Monday, 30 June 2014

Hashem took the best of us, and left only us

Today, along with all of am yisrael, i mourn the loss of 3 of our sons.

truly, i'm surprised by the depth of my pain and sadness. i had suspected for 18 days that it would end this way, as many of us did. but somehow, the loss of hope that maybe, just maybe, we'd get a message that they were found alive and ok, has been a harder blow than i expected.

i do not remember feeling such a sense of bereavement before. 18 days of praying, of tears, of my sons praying, of my daughter praying, of wondering, of hoping, has welded gilad, naftali and eyal onto my heart as though they were my own. Like so many of us, i looked each of my children in the eyes today and told them that i have sad news for them, that the 3 boys who were taken have been found dead. I told my 9 year old daughter that it's ok to be sad, that it's ok to cry, and hugged her while we both cried. I told my 6 year old son, who had just received his siddur a few days ago along with the heartening message that Hashem is our Father and our King, Who wants to give us everything and also can give us everything. I explained to him, in the words of Noam Wachsman, that like every father, sometimes Hashem says No.

it has not, really, been a good month. i heard the news about our sons' murder while i was attending a memorial marking the sheloshim of a friend who was also taken too young, too soon, too unjustly. Roughly equidistant between these two deaths was the death of my cousin, a man who had a lived a long, successful, and fruitful life, in which he achieved much, planted much, and left behind a long trail of good deeds, lives saved, and descendants who continue in his footsteps. Much as Eyal, Gilad & Naftali would have done, had they had the time. Much as Malka would have done, had she had the time.

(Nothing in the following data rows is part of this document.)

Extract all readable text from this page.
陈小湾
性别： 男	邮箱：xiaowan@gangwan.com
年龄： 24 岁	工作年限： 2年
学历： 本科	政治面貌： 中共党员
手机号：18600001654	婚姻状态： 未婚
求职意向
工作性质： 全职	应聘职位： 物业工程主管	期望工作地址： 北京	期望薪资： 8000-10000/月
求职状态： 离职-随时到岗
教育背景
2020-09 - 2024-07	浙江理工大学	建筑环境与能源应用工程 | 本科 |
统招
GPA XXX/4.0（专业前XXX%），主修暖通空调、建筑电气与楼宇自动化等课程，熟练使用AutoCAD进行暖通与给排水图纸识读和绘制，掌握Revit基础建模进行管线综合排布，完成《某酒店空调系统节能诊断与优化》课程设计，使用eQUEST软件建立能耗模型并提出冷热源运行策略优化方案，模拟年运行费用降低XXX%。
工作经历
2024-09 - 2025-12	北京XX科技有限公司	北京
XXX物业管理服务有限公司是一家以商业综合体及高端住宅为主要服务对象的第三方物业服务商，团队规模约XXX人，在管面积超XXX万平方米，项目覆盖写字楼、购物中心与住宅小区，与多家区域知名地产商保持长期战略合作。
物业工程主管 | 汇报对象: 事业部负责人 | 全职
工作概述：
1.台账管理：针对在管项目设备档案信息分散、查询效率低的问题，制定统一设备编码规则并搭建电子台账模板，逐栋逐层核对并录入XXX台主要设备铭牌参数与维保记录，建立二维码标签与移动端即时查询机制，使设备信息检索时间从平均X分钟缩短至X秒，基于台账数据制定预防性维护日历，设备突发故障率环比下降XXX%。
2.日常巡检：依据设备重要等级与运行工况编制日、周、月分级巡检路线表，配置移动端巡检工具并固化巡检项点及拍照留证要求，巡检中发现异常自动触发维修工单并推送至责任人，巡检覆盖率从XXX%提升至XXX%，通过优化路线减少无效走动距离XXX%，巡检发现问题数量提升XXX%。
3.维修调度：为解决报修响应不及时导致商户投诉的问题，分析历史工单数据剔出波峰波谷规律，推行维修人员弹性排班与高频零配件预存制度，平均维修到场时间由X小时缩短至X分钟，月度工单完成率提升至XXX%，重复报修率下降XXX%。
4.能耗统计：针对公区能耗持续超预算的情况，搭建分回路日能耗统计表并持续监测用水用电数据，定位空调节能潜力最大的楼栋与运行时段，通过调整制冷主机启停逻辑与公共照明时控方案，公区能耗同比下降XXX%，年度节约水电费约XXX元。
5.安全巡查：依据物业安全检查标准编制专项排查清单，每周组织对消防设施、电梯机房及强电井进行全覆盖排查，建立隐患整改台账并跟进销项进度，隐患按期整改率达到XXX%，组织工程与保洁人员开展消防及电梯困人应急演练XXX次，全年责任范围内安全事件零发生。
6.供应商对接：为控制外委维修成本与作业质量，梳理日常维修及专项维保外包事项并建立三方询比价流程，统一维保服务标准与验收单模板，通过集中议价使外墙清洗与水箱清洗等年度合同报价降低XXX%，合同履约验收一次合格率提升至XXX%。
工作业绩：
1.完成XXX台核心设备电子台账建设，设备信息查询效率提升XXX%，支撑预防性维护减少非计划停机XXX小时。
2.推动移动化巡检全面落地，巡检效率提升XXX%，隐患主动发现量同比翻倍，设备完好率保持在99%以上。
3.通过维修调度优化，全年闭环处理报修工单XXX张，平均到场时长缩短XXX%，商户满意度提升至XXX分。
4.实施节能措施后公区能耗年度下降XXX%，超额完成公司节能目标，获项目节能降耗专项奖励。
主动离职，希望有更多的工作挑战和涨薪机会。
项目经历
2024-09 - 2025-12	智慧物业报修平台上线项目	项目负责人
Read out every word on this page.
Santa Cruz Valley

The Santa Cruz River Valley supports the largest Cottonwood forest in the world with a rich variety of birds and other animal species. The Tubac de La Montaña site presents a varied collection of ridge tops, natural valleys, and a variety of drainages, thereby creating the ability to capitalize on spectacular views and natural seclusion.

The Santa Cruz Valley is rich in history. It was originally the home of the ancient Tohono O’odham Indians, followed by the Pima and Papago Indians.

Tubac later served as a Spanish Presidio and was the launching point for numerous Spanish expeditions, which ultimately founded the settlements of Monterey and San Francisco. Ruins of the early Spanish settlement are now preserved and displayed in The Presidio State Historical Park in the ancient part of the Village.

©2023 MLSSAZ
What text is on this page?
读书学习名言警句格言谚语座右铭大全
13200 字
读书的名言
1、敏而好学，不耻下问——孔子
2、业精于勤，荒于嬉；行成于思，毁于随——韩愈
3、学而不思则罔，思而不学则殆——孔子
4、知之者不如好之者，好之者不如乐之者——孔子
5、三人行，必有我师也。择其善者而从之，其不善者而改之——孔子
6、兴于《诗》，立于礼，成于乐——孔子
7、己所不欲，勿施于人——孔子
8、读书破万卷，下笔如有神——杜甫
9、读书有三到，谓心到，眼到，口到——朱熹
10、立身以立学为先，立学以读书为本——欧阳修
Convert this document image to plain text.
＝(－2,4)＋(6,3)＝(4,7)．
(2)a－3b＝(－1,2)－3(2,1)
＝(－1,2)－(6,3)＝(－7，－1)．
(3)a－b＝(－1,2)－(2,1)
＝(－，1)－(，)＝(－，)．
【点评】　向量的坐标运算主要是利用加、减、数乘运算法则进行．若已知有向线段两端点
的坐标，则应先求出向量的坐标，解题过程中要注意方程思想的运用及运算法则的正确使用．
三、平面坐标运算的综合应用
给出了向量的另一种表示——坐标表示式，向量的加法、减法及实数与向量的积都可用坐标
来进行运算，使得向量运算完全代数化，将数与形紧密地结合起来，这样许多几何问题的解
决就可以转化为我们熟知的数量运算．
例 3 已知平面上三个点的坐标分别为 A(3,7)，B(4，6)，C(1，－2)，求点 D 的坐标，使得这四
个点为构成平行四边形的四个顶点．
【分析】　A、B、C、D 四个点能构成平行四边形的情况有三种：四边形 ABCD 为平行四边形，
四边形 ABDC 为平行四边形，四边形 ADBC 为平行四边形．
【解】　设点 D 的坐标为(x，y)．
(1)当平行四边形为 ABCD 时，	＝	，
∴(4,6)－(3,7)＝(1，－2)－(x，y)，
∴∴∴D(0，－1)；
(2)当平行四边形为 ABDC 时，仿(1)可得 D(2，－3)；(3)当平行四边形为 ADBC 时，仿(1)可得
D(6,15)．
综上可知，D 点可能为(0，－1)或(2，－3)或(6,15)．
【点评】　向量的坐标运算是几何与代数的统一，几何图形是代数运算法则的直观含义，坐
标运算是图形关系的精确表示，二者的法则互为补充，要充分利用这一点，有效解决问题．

Before each of these deaths i reel somewhat, stagger somewhat, set myself back on my feet with the reminder that 'yesh din v'yesh dayan' - there is justice and there is a Judge. But sometimes i stagger just that bit more, and it takes longer to regain my feet.

I read once about a teenage boy, just after the liberation of the camps after the holocaust. He came from a respected long line of rabbis and talmidei chachamim and used to be an ilui (child prodigy at talmud), but he had lost all his family and seen his father shot before his eyes, and was no longer interested in anything to do with G-d or Torah or Judaism. He was brought to the Klausenberger rebbe by someone, who hoped that the rebbe would be able to convince him to return to his roots. The rebbe talked to the boy for a few minutes, then he sat down next to the boy and began to cry. The rebbe cried and sobbed "G-d took the best ones, and left only us. He took the best, and left only us". The boy cried with him, and together they cried and repeated those same words for a long time. Eventually the rebbe put his arm around the boy, and said 'We are all that He left. We have to try our best.'.

These are the words i hear in my head, now: "He took the best of us, and left only ourselves. He took the best, and left only ourselves".

I find that i'm unable to join in calls for vengeance. I'm aware that i have no answers. i know that no amount of palestinian blood will bring back our boys or lessen my sadness, our sadness. I know that there is just one reason why they were killed: esav sonei et yaakov, esav hates jacob. Why does it have to be like this? Because.

Before my daughter went to school, i told her that it's ok to cry, and ok to be sad, and it's also ok to enjoy the swimming that she has today, and to enjoy being with her friends. Because Hashem took the best of us, and left only ourselves. We have to try our best.